Als die Massen registrierten, dass die von ihnen geforderten Veränderungen durch den Rat der Volksbeauftragten sabotiert wurden, kam es in Teilen der Bewegung zu einer Linkswendung bis hin zu Aufstandsversuchen. „Nicht zuletzt aufgrund der von der SPD-Führung verfolgten politischen Linie endete so, was im November 1918 als demokratische Volksbewegung begonnen hatte, im Frühjahr 1919 in Radikalisierung bei den einen und Resignation bei den anderen.“ (Kolb; Schumann: 173) Doch es gab keine politische Kraft, die den revolutionär-demokratischen Kampf mit dem geeigneten Programm organisieren und anführen konnte. Weil die SPD auf der Linken keinen ernst zu nehmenden Gegenspieler hatte, hatten die in aller Eile aufgestellten Freikorps und neu formierten Reichswehrverbände keine Mühe, den aufflackernden Widerstand niederzuwerfen.4

Eine Staatsgründung ohne Perspektive

Als Produkt nicht einer siegreichen demokratisch-bürgerlichen Revolution, sondern einer Konterrevolution gründete die Republik „ihr Selbstverständnis nicht auf die Revolution, sondern allenfalls auf deren Überwindung. … die der Revolution abgerungene Kontinuität war die Basis der Weimarer Demokratie.“ (Rürup: 4f) 1928 gab die sozialdemokratisch geführte Müller-Regierung einen Sammelband „Zehn Jahre deutsche Geschichte 1918-1928“ heraus. Der revolutionäre Staatsumsturz als Ausgangspunkt der Republik fand darin mit keinem Wort Erwähnung. Stattdessen war von den „Tagen des völligen Zusammenbruchs“ sowie „Deutschlands tiefster Not“ die Rede, und der Beitrag von Gustav Noske arbeitete die „Abwehr das Bolschewismus“ als entscheidendes Merkmal der Republikgründung heraus. (Rürup: ebda)

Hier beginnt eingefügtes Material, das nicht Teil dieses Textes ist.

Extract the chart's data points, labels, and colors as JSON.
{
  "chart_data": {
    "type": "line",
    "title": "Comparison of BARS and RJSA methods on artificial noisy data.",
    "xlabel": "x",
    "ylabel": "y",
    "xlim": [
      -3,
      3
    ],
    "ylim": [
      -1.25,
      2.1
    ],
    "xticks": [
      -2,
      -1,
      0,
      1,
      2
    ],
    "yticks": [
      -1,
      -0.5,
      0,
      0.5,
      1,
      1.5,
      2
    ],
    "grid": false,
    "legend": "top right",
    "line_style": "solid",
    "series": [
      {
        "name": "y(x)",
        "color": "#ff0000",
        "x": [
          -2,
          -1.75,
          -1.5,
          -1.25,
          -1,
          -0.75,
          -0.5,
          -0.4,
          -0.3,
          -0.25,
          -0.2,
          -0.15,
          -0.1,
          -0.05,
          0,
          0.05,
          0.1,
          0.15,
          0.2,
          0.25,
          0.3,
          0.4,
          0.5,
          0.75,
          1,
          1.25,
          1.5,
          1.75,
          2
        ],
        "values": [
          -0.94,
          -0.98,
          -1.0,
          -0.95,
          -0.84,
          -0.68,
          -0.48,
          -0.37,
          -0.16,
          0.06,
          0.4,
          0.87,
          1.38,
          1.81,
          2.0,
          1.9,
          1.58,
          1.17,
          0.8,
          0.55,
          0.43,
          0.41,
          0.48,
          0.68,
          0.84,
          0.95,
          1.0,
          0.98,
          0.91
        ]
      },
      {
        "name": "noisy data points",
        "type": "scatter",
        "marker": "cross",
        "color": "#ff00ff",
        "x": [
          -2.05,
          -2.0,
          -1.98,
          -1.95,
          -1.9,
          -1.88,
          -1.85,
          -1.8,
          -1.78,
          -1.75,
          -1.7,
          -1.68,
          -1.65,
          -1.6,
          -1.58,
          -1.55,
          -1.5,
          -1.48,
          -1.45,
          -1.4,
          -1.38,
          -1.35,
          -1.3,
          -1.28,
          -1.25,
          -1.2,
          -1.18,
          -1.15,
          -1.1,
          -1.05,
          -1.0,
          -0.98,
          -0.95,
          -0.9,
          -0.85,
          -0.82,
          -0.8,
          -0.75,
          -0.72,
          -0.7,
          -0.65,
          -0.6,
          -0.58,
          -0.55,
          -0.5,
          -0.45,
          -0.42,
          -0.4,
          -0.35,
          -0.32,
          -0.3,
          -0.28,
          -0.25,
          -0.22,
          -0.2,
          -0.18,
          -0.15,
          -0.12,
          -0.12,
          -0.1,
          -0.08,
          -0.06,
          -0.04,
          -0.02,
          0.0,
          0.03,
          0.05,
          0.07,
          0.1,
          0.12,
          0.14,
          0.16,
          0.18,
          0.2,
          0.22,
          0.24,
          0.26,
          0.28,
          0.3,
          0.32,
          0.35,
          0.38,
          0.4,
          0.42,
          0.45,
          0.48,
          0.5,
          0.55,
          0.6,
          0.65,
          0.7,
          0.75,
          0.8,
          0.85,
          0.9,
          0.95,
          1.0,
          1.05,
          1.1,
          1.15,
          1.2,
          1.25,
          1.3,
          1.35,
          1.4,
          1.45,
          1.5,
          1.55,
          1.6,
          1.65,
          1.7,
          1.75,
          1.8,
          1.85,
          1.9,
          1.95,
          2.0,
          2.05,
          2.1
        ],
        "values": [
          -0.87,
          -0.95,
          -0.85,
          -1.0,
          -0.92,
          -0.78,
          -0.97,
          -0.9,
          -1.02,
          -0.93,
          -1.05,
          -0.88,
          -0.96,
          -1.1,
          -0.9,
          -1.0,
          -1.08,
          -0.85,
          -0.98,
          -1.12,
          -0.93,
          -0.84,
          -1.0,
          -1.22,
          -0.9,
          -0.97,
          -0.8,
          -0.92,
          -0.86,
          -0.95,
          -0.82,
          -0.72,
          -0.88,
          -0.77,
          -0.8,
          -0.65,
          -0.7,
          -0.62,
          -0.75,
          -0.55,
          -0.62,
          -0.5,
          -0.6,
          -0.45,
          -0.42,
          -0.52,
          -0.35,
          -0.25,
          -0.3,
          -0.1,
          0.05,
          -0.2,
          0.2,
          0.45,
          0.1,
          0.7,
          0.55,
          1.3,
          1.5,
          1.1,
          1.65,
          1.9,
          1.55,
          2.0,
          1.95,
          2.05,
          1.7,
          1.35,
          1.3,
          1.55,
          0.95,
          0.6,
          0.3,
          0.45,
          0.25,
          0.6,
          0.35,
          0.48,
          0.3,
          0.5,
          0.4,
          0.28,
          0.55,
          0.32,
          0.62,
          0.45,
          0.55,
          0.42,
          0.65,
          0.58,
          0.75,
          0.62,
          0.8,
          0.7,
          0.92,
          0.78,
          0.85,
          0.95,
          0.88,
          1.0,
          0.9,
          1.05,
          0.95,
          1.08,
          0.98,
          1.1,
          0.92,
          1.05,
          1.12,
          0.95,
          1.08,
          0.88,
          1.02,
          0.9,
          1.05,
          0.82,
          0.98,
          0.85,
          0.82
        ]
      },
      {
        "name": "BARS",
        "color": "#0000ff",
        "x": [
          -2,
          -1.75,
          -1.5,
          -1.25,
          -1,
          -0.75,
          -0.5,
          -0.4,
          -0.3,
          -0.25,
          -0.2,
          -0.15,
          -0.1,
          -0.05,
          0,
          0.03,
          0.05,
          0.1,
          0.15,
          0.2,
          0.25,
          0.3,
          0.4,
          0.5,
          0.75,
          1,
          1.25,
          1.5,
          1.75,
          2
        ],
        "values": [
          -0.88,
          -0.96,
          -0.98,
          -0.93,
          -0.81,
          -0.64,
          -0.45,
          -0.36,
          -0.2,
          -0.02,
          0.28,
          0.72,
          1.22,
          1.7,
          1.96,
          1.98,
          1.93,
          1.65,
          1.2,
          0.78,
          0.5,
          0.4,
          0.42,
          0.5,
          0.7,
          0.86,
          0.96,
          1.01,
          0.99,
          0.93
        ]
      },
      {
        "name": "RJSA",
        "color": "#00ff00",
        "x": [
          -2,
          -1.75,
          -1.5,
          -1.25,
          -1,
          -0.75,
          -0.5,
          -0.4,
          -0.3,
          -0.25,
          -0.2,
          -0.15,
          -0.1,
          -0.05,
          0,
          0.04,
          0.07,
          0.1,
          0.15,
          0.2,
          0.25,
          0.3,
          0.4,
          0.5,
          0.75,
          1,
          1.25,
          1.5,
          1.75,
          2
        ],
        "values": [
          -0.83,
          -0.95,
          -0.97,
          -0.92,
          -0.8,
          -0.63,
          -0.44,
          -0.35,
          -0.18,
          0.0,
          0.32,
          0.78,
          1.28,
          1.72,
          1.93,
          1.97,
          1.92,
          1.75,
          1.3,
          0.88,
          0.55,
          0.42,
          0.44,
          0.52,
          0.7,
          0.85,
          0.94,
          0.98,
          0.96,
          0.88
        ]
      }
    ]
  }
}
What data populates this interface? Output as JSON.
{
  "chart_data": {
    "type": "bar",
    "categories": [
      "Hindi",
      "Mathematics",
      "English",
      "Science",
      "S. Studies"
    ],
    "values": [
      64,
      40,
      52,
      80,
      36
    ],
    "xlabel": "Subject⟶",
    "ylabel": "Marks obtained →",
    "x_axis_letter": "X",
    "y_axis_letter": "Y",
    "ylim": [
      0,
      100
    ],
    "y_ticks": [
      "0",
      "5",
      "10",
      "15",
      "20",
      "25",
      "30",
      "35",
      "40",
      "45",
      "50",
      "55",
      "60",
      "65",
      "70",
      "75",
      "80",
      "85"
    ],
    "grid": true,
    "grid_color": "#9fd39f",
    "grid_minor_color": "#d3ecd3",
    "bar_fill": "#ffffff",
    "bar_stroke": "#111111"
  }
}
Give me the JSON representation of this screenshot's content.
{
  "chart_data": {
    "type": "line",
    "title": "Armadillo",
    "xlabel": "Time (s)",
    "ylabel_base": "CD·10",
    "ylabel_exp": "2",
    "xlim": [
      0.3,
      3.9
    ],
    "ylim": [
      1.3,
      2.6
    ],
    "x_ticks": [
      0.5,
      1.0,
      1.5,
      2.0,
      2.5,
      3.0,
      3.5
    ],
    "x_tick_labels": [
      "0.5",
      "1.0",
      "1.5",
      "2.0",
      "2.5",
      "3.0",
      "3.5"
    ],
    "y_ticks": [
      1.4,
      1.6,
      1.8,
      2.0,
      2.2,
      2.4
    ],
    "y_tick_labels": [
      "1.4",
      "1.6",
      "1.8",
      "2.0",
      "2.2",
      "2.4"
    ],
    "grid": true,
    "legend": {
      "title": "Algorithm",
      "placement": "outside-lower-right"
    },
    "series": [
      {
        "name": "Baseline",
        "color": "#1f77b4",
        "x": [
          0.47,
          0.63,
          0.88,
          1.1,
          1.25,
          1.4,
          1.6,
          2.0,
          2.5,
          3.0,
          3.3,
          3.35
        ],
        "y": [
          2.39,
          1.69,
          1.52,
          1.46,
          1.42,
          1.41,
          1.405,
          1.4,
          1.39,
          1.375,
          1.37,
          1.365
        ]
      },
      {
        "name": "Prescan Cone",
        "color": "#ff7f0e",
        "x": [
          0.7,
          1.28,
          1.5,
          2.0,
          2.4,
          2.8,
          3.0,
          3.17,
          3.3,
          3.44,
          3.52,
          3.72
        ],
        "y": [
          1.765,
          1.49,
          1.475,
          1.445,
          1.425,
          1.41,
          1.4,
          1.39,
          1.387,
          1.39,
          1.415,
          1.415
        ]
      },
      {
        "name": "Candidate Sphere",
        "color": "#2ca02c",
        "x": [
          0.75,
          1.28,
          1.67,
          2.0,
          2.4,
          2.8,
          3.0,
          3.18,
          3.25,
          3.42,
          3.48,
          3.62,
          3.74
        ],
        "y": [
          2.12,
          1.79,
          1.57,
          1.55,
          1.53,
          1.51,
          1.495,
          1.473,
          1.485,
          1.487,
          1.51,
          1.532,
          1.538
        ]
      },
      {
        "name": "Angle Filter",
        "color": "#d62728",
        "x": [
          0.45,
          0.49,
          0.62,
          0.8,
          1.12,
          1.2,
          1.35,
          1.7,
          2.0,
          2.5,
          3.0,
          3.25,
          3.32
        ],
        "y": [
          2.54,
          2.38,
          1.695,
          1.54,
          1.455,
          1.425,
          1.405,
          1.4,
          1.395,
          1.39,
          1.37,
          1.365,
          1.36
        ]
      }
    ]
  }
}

Der Vorgänger des Weimarer Staats, das Kaiserreich, hatte seine innenpolitische Stabilität fast vierzig Jahre lang bewahrt, gestützt auf den Reichsgründungskompromiss zwischen Junkertum und Bourgeoisie, der den Nationalstaat hervorgebracht hatte und erst 1909 zerbrach. Auch diesmal stand ein Klassenbündnis an der Wiege des neuen Staats. Aber dieses Bündnis hatte nur ein negatives Ziel, nämlich das Zurückwerfen der Novemberrevolution; ihm lag kein neuer Gesellschaftsvertrag zugrunde und es konnte dem neuen Staat keine Stabilität bringen – im Gegenteil.

Bei der vom Rätekongress beschlossenen Wahl zur Nationalversammlung am 19. Januar 1919 gaben die Massen den Parteien, die sich zur Republik bekannten und für die parlamentarische Demokratie eintraten (SPD, Zentrum und DDP) mit über 76 % mehr als drei Viertel der Stimmen, getragen von einer Welle der demokratischen Hoffnungen. Anderthalb Jahre später, nachdem inzwischen die Verfassung verabschiedet war, fand am 6. Juni 1920, wenige Monate nach dem Kapp-Lüttwitz-Putsch und der blutigen Niederschlagung des Ruhraufstands, die erste reguläre Reichstagswahl statt. Nach dem Ausbleiben aller von den Massen erhofften Reformen und dem Wüten von Reichswehr und Freikorps war die bei der Wahl zur Nationalversammlung vorherrschende Aufbruchstimmung verflogen und erhielten die Parteien der Republik statt ihrer vorherigen Dreiviertelmehrheit weniger als 44 % der Stimmen. Allein die SPD verlor fast die Hälfte und ging von knapp 38 auf unter 22 % der Stimmen zurück – das dürften zahlenmäßig in etwa ihre Stammwähler vom reaktionären Flügel der Arbeiterbewegung gewesen sein. Nur eine Minderheit von Wählerinnen und Wählern bekannte sich also noch mit ihrem Stimmzettel zur parlamentarischen Demokratie, und das blieb mit abnehmender Tendenz bis zum Ende der Republik so. Faktisch setzte der Niedergang des Weimarer Staats schon ein Jahr nach seiner Gründung ein.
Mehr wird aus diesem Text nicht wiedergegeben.